En todo caso, cuando me acordé de la voz el leopardo de las nieves del Kilimanjaro fue porque un bandoneonista me habló de Ossen cuando nada debía haberlo recordado.

 

—Si usted vivió en el barrio habrá de saber de Ossen— conjeturó luego de haber rechazado con amabilidad el cigarrillo que le ofrecí.

 

Cuando volvió así, de repente, aquel recuerdo lejano de Ossen, reapareció también el leopardo de las nieves del Kiimanjaro como si uno evocara necesariamente al otro, como esos mecanismos en cadena que están indisolublemente unidos aunque, como el agua blanda de los Expósito, no quisiera significar ninguna otra cosa más. Sin embargo, como no resistí el llamado del recuerdo y unos días después me encontré con ellos –Ossen y el leopardo de las nieves del Kilimanjaro-, supe que, por fin, había comprendido el afán de aquel leopardo que desde Hemingway pertenece a la literatura. Es decir, a la imaginación, más que a la fauna de aquella cumbre del África.

 

El bandoneonista me había dicho que todavía se podía hablar con Osen y que seguramente le haría bien mi visita. Consideré, con moderado temor, si me haría bien a mí. Caminé unas cuadras hasta Asamblea por José María Moreno para llegar a la misma esquina en donde había estado la ferretería más grande del barrio, sobre la cual estaba el departamento donde vivía Ossen.
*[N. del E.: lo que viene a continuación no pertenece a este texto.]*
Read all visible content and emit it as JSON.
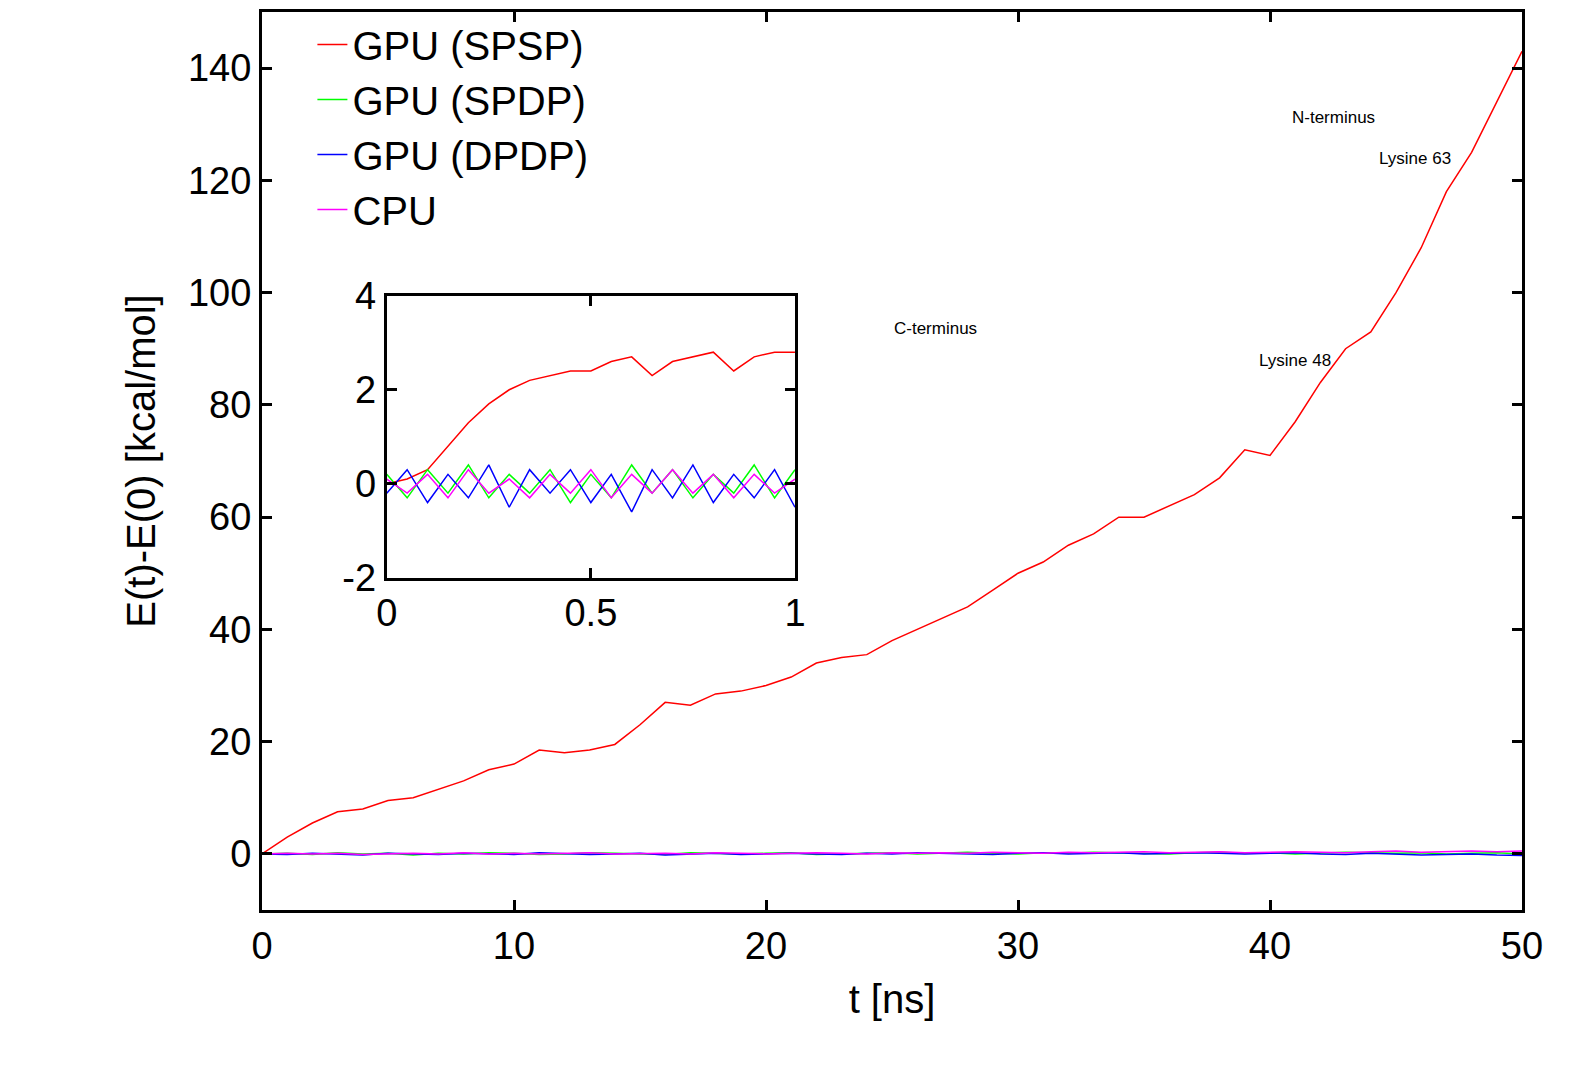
{
  "chart_data": [
    {
      "type": "line",
      "x_label": "t [ns]",
      "y_label": "E(t)-E(0) [kcal/mol]",
      "xlim": [
        0,
        50
      ],
      "xticks": [
        0,
        10,
        20,
        30,
        40,
        50
      ],
      "ylim": [
        -10,
        150
      ],
      "yticks": [
        0,
        20,
        40,
        60,
        80,
        100,
        120,
        140
      ],
      "legend": "upper left",
      "annotations": [
        "N-terminus",
        "Lysine 63",
        "C-terminus",
        "Lysine 48"
      ],
      "x": [
        0,
        1,
        2,
        3,
        4,
        5,
        6,
        7,
        8,
        9,
        10,
        11,
        12,
        13,
        14,
        15,
        16,
        17,
        18,
        19,
        20,
        21,
        22,
        23,
        24,
        25,
        26,
        27,
        28,
        29,
        30,
        31,
        32,
        33,
        34,
        35,
        36,
        37,
        38,
        39,
        40,
        41,
        42,
        43,
        44,
        45,
        46,
        47,
        48,
        49,
        50
      ],
      "series": [
        {
          "name": "GPU (SPSP)",
          "color": "#ff0000",
          "values": [
            0,
            3,
            5.5,
            7.5,
            8,
            9.5,
            10,
            11.5,
            13,
            15,
            16,
            18.5,
            18,
            18.5,
            19.5,
            23,
            27,
            26.5,
            28.5,
            29,
            30,
            31.5,
            34,
            35,
            35.5,
            38,
            40,
            42,
            44,
            47,
            50,
            52,
            55,
            57,
            60,
            60,
            62,
            64,
            67,
            72,
            71,
            77,
            84,
            90,
            93,
            100,
            108,
            118,
            125,
            134,
            143
          ]
        },
        {
          "name": "GPU (SPDP)",
          "color": "#00ff00",
          "values": [
            0,
            0.1,
            -0.1,
            0.2,
            0,
            0.1,
            -0.2,
            0.1,
            0,
            0.2,
            0.1,
            -0.1,
            0,
            0.2,
            0.1,
            0,
            -0.1,
            0.2,
            0.1,
            0,
            0.1,
            0.2,
            -0.1,
            0,
            0.1,
            0.2,
            0,
            0.1,
            0.3,
            0.1,
            0,
            0.2,
            0.1,
            0.3,
            0.2,
            0.1,
            0,
            0.2,
            0.3,
            0.1,
            0.2,
            0,
            0.1,
            0.3,
            0.2,
            0.1,
            0.2,
            0,
            0.1,
            0.2,
            0
          ]
        },
        {
          "name": "GPU (DPDP)",
          "color": "#0000ff",
          "values": [
            0,
            -0.1,
            0.1,
            0,
            -0.2,
            0.1,
            0,
            -0.1,
            0.1,
            0,
            -0.1,
            0.2,
            0,
            -0.1,
            0,
            0.1,
            -0.2,
            0,
            0.1,
            -0.1,
            0,
            0.1,
            0,
            -0.1,
            0.1,
            0,
            0.2,
            0.1,
            0,
            -0.1,
            0.1,
            0.2,
            0,
            0.1,
            0.2,
            0,
            0.1,
            0.2,
            0.1,
            0,
            0.1,
            0.2,
            0,
            -0.1,
            0.1,
            0,
            -0.2,
            -0.1,
            0,
            -0.2,
            -0.3
          ]
        },
        {
          "name": "CPU",
          "color": "#ff00ff",
          "values": [
            0,
            0.1,
            0,
            0.1,
            -0.1,
            0,
            0.1,
            0,
            0.2,
            0,
            0.1,
            0,
            0.1,
            0.2,
            0,
            0.1,
            0.1,
            0,
            0.2,
            0.1,
            0,
            0.1,
            0.2,
            0.1,
            0,
            0.2,
            0.1,
            0.2,
            0.1,
            0.3,
            0.2,
            0.1,
            0.3,
            0.2,
            0.3,
            0.4,
            0.2,
            0.3,
            0.4,
            0.2,
            0.3,
            0.4,
            0.3,
            0.2,
            0.4,
            0.5,
            0.3,
            0.4,
            0.5,
            0.4,
            0.5
          ]
        }
      ]
    },
    {
      "type": "line",
      "xlim": [
        0,
        1
      ],
      "xticks": [
        0,
        0.5,
        1
      ],
      "ylim": [
        -2,
        4
      ],
      "yticks": [
        -2,
        0,
        2,
        4
      ],
      "x": [
        0,
        0.05,
        0.1,
        0.15,
        0.2,
        0.25,
        0.3,
        0.35,
        0.4,
        0.45,
        0.5,
        0.55,
        0.6,
        0.65,
        0.7,
        0.75,
        0.8,
        0.85,
        0.9,
        0.95,
        1
      ],
      "series": [
        {
          "name": "GPU (SPSP)",
          "color": "#ff0000",
          "values": [
            0,
            0.1,
            0.3,
            0.8,
            1.3,
            1.7,
            2.0,
            2.2,
            2.3,
            2.4,
            2.4,
            2.6,
            2.7,
            2.3,
            2.6,
            2.7,
            2.8,
            2.4,
            2.7,
            2.8,
            2.8
          ]
        },
        {
          "name": "GPU (SPDP)",
          "color": "#00ff00",
          "values": [
            0.2,
            -0.3,
            0.3,
            -0.2,
            0.4,
            -0.3,
            0.2,
            -0.2,
            0.3,
            -0.4,
            0.2,
            -0.3,
            0.4,
            -0.2,
            0.3,
            -0.3,
            0.2,
            -0.2,
            0.4,
            -0.3,
            0.3
          ]
        },
        {
          "name": "GPU (DPDP)",
          "color": "#0000ff",
          "values": [
            -0.2,
            0.3,
            -0.4,
            0.2,
            -0.3,
            0.4,
            -0.5,
            0.3,
            -0.2,
            0.3,
            -0.4,
            0.2,
            -0.6,
            0.3,
            -0.3,
            0.4,
            -0.4,
            0.2,
            -0.3,
            0.3,
            -0.5
          ]
        },
        {
          "name": "CPU",
          "color": "#ff00ff",
          "values": [
            0.1,
            -0.2,
            0.2,
            -0.3,
            0.3,
            -0.2,
            0.1,
            -0.3,
            0.2,
            -0.2,
            0.3,
            -0.3,
            0.2,
            -0.2,
            0.3,
            -0.2,
            0.2,
            -0.3,
            0.2,
            -0.2,
            0.1
          ]
        }
      ]
    }
  ]
}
Ahora, la ferretería fue reemplazada por no sé que negocio. Cada año hay un local nuevo allí,  me dijeron, pero nada funciona muy bien. Cuando entré al departamento de Ossen tuve la sensación equivalente a la de tiempo detenido que sugieren esos relojes blandos de Dalí porque me sofocó la misma inquietud que impulsan ellos, como si todo estuviera reblandecido y pesara menos de lo debido. Tuve esa característica impresión que experimentamos cuando visitamos un lugar que vimos hace mucho tiempo, de que las habitaciones del departamento y el departamento en general eran más pequeños de cómo los recordaba, por esa deformación que adquieren ciertos lugares luego del tratamiento equívoco del que se vale la memoria. La memoria puede funcionar como los sueños –esos cuentos de la memoria- que aligeran el peso que la realidad tiene entre las cosas. Antes de llegar, tal vez porque estaba ligeramente inquieto por los recelos del reencuentro – se temen especialmente las palabras que tratan sobre los cambios y el inevitable desacuerdo de lo que somos con lo que fuimos-, tenía la sensación de extrañeza que proveen ciertos sueños cuando en ellos recorremos lugares propios de la realidad: aunque somos conscientes de que se parecen, sabemos, aun en el sueño, que no son los mismos. Hay algo de fraudulento en esas visiones. Descreo que los sueños anuncien cierto futuro. Más bien son alguna realidad deformada como las imágenes reflejadas por espejos cuya superficie no es plana. Pero sabía perfectamente que no se trataba de ningún sueño ni mucho menos una pesadilla, aunque no puedo evitar asignarle, sí, algo de sus atributos. Porque tanto las calles como la casa se parecían y, como se sabe, el parecido entre las cosas no hace más que ahondar sus diferencias.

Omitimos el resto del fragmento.